Marketing director Julie Savill said: “There is a limit to what we can do from home, but some of our new measures will earn their place as permanent new working practices. We are doing three or four-way video viewings with the buyer, seller and our agents, all online together.
“Deals are moving towards completion, albeit more slowly due to the notaires being limited in how they can work.
“But website traffic has been strong. The desire to move to France remains high but must be matched by ability to move.
“Whatever happens in the next weeks or months, the domestic market is likely to bounce back hard and fast. Last year was a record year for sales and after lockdown we are likely to see city dwellers keen to shift to more rural properties with space, gardens and privacy.”
Notaires de France also noted this in its quarterly real estate outlook on April 20.
It struck a more upbeat note, identifying short, medium and long-term views.
The short term will be a phase of catching up on business halted by the lockdown but the market needs a coordinated start.
Medium term, it sees “brutal after-effects” for months with a prolonged vacuum and, in a normally busy time, a fall in business. Long term is harder to predict without knowing the economic impact of the virus.

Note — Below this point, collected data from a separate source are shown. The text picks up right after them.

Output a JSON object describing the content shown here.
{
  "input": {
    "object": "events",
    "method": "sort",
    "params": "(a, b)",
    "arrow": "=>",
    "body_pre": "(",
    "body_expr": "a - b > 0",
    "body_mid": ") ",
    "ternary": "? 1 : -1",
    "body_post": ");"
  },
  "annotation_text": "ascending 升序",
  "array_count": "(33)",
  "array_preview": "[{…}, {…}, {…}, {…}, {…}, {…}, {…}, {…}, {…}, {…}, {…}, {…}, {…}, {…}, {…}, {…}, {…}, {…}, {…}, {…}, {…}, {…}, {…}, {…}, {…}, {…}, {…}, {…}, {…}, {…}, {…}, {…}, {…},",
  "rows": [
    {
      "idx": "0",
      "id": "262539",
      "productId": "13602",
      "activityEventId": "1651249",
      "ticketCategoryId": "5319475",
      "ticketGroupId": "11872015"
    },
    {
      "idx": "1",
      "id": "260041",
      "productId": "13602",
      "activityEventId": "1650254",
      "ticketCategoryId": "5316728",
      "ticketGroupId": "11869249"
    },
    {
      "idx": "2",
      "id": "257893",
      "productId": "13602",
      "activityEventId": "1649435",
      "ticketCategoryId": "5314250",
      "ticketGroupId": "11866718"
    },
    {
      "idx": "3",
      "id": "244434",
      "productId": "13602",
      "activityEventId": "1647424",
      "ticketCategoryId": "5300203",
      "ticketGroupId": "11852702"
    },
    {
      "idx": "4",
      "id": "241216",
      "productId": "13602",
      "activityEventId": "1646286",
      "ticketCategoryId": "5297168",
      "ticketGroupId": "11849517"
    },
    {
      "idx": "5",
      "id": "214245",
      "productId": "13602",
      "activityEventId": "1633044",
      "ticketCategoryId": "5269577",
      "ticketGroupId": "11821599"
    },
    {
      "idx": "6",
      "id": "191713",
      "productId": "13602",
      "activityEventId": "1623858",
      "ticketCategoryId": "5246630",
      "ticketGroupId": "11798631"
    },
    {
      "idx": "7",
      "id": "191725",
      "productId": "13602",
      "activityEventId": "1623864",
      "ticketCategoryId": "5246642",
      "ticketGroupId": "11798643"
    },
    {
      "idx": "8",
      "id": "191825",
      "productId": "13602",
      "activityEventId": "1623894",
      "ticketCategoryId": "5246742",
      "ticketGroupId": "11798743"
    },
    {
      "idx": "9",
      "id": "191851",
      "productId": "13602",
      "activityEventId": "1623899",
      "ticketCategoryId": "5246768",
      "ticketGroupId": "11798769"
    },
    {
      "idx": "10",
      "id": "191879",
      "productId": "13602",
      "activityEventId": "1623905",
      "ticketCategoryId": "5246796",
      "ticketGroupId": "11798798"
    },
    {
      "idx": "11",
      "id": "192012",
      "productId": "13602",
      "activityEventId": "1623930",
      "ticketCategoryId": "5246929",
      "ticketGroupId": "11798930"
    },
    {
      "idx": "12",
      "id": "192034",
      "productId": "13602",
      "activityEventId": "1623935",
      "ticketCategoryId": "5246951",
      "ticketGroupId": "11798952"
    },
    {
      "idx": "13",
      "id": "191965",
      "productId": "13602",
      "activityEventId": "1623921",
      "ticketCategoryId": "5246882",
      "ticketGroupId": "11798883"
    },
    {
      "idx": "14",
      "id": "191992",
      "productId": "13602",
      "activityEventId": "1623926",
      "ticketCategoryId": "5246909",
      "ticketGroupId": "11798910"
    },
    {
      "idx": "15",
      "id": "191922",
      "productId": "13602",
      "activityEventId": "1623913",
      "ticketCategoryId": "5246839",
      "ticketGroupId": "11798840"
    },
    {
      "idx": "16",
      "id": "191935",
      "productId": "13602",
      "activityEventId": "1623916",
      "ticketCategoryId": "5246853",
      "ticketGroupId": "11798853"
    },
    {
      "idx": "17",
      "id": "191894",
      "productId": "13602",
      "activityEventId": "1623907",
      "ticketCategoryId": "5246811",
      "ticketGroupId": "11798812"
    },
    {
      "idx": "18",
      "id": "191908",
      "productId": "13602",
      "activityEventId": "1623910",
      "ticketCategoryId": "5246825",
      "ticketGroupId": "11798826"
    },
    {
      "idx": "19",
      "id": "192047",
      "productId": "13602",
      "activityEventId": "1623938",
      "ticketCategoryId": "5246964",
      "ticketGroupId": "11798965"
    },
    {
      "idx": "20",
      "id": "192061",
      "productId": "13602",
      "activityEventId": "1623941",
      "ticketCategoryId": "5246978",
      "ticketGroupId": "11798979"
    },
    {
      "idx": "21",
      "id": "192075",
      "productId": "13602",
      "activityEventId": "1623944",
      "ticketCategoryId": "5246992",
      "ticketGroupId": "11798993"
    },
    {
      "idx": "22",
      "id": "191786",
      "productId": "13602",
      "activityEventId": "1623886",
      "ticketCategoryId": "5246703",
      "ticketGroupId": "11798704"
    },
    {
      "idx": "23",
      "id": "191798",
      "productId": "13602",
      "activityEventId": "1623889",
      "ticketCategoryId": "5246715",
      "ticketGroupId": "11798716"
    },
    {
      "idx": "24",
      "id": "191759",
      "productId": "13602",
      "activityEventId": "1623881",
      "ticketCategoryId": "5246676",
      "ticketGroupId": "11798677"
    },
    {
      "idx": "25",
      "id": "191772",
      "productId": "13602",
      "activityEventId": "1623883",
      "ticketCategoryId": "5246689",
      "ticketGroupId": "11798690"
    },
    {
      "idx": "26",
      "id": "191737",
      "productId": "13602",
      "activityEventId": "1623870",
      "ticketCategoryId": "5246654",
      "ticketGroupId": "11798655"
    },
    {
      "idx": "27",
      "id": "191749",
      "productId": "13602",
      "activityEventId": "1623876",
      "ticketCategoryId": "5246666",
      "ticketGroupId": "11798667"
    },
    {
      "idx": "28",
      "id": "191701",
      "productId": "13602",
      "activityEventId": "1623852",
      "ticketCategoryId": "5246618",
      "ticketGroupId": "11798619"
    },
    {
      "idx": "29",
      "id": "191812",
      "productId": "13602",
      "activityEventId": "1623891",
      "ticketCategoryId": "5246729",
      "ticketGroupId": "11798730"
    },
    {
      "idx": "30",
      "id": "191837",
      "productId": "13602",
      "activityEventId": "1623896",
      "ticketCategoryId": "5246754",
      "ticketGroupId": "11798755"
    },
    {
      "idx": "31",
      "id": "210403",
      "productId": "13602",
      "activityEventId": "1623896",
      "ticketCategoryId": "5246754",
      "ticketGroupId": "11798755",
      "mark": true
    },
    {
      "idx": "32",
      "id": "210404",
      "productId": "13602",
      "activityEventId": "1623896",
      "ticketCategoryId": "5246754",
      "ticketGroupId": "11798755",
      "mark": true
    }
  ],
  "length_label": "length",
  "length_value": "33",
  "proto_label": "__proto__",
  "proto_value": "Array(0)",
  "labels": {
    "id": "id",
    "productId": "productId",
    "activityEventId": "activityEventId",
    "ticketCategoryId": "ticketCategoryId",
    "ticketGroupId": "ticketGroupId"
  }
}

If the economy slows, the market might not restart until the end of the year or early 2021, but without 2019’s dynamism.
Notaires de France says the country is in a much healthier position than after the 2008-09 financial crisis. “Households’ purchasing power and financing conditions is better than 2009. Nevertheless, it is feared banks may tighten conditions and rethink weaker cases, especially first-time buyers.
“Demand continues to be driven by very attractive interest rates and real estate remains a safe haven.”
The prognosis, as with all sectors, relies on the government déconfinement plan’s success and avoiding a second wave of virus. If it succeeds, Notaires de France says the market would “bounce back”.
However, if pandemic returns, the real estate market “will be set a tough test”, but “there is no difficulty we cannot master”.